A review in 2011 found ‘no apparent evidence’ that patients treated by practitioners or in institutions that were research-active did worse than patients treated elsewhere. The 2013 review aims to update and expand this work, drawing on more recently published literature from wider sources to explore how research engagement might improve health care performance.

What did they do?

The study adopted an ‘hourglass’ review consisting of a wide planning and mapping stage, followed by a highly focussed review and subsequently a wider but less systematic review.

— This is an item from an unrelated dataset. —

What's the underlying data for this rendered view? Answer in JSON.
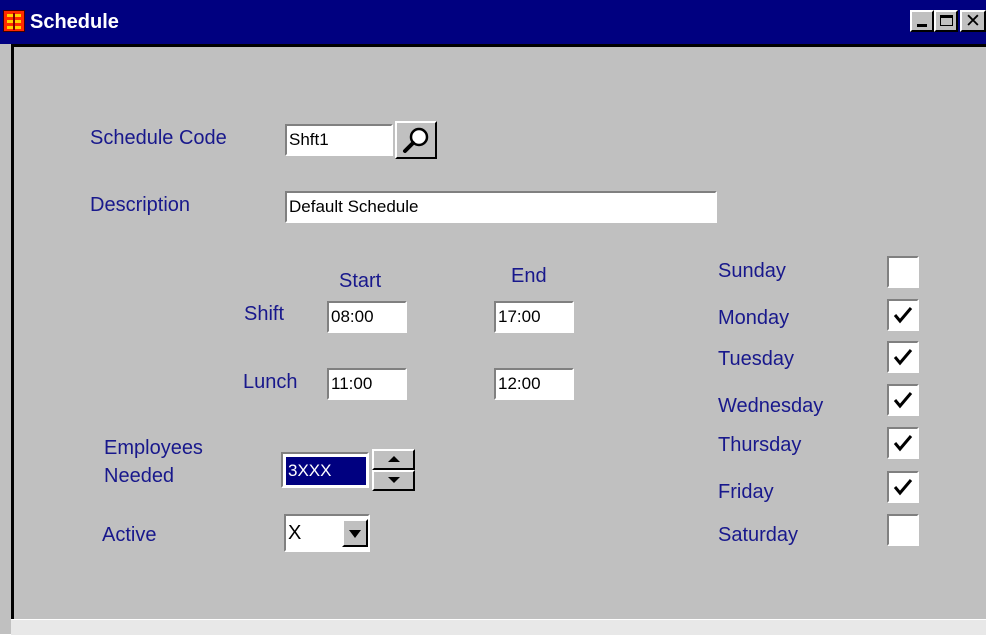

They included papers that looked at the effect of being research active on clinical performance, where ‘research active’ was defined as:

  • Staff  that undertook research studies
  • Staff that received or provided research training
  • Staff or organisations that participated in or supported  networks to identify the needs for further research
  • Staff that played an active role within the whole research cycle, including research design
  • Organisations that supported their staff to be engaged in research

And ‘Performance’ was defined as improvements in the processes and outcomes of care.

What were the results?

The team found evidence that collaborative and action research were effective methods of research engagement that improved health-care performance. The improvements were demonstrated in health care processes as well as some improvement in patient outcomes.

Additionally, it found that organisations that fully incorporated research function into their structure had better health care performance (i.e. improvements in the processes and outcomes of care) than organisations that did not take this integrated approach.

We still don't know why these improvements were observed. This is most likely due to a complicated network of mechanisms at work, each of which operating differently depending on the context. Evidence of each mechanism is also limited and therefore more research is needed.

What does this mean for charities?

This study showed that engagement of clinicians and organisations in research brought a definite improvement in clinical processes and some improvement in patient outcomes.

Our vision for research in the NHS outlines steps to ensure NHS staff see the importance of research, how to use its findings to improve care, and know how to take part in research. This study shows how important this call is, not just to make sure that more NHS staff can take part in research and help their patients take part, but that this process of taking part can help the whole NHS provide a better service and improve health outcomes for patients.